Someone once counted over 200 instances in the Bible where the possibility of falling is mentioned. I don't know what all those verses are. I do know that Paul warned the Corinthians (1 Cor 10:12) to "take heed" lest they fall. And therein, perhaps, is the basis of some people's unreasonable fear of falling.
Such people take undue heed of falling. Paul said to be reasonably aware of the dangers. Some take it to an extreme. They could be compared to the aforementioned linesman not taking off his safety belt even after he is on solid ground. We should be aware of the possibility of falling, but need not fear it.
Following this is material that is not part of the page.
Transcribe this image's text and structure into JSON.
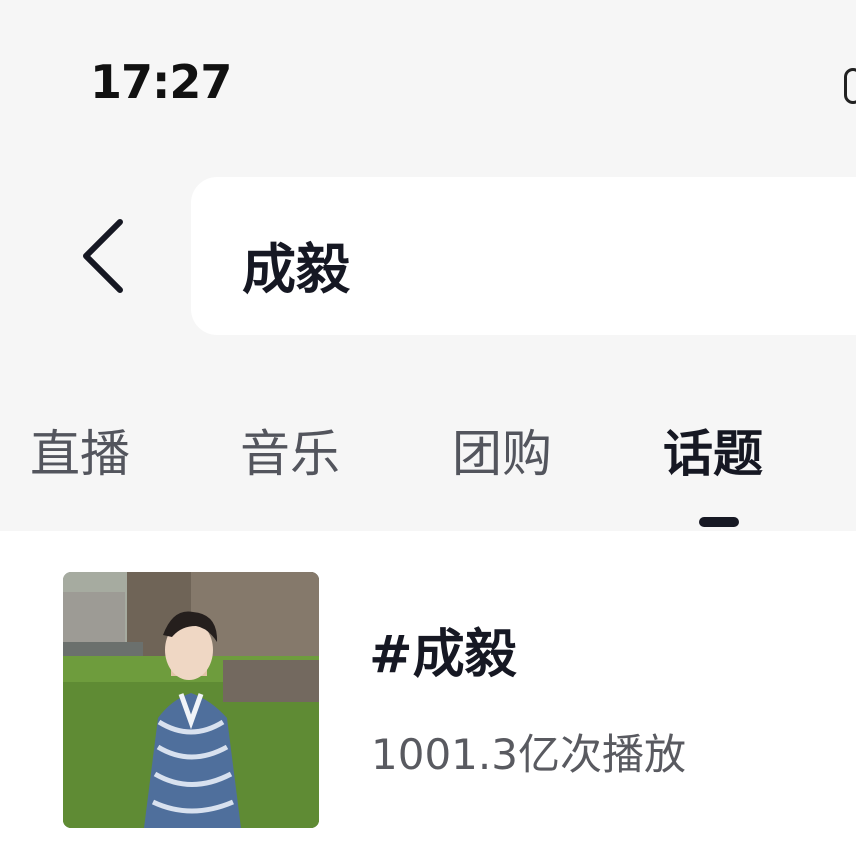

In the spiritual realm we have a safety belt, just like the linesman uses in the physical realm. We are aware of gravity, but count on the safety belt to overcome it. And we need not fear that our safety belt will fail. Jude says that safety belt is God. "Now unto him that is able to keep you from falling, and to present you faultless before the presence of his glory with exceeding joy, To the only wise God our Saviour, be glory and majesty, dominion and power, both now and for ever." (Jude 24, 25) Paul, in the next verse after warning the Corinthians to take heed tells them their safety system is failsafe. "There hath no temptation taken you but such as is common to man: but God is faithful, who will not suffer you to be tempted above that ye are able; but will with the temptation also make a way to escape, that ye may be able to bear it." (1 Cor 10:13).
We have the safety belt. It is not going to fail. We would be crazy to unbuckle it on a fifty-foot tower in forty mile per hour winds. But it would be just as crazy to live in terror that God will let us fall. It just ain't gonna happen.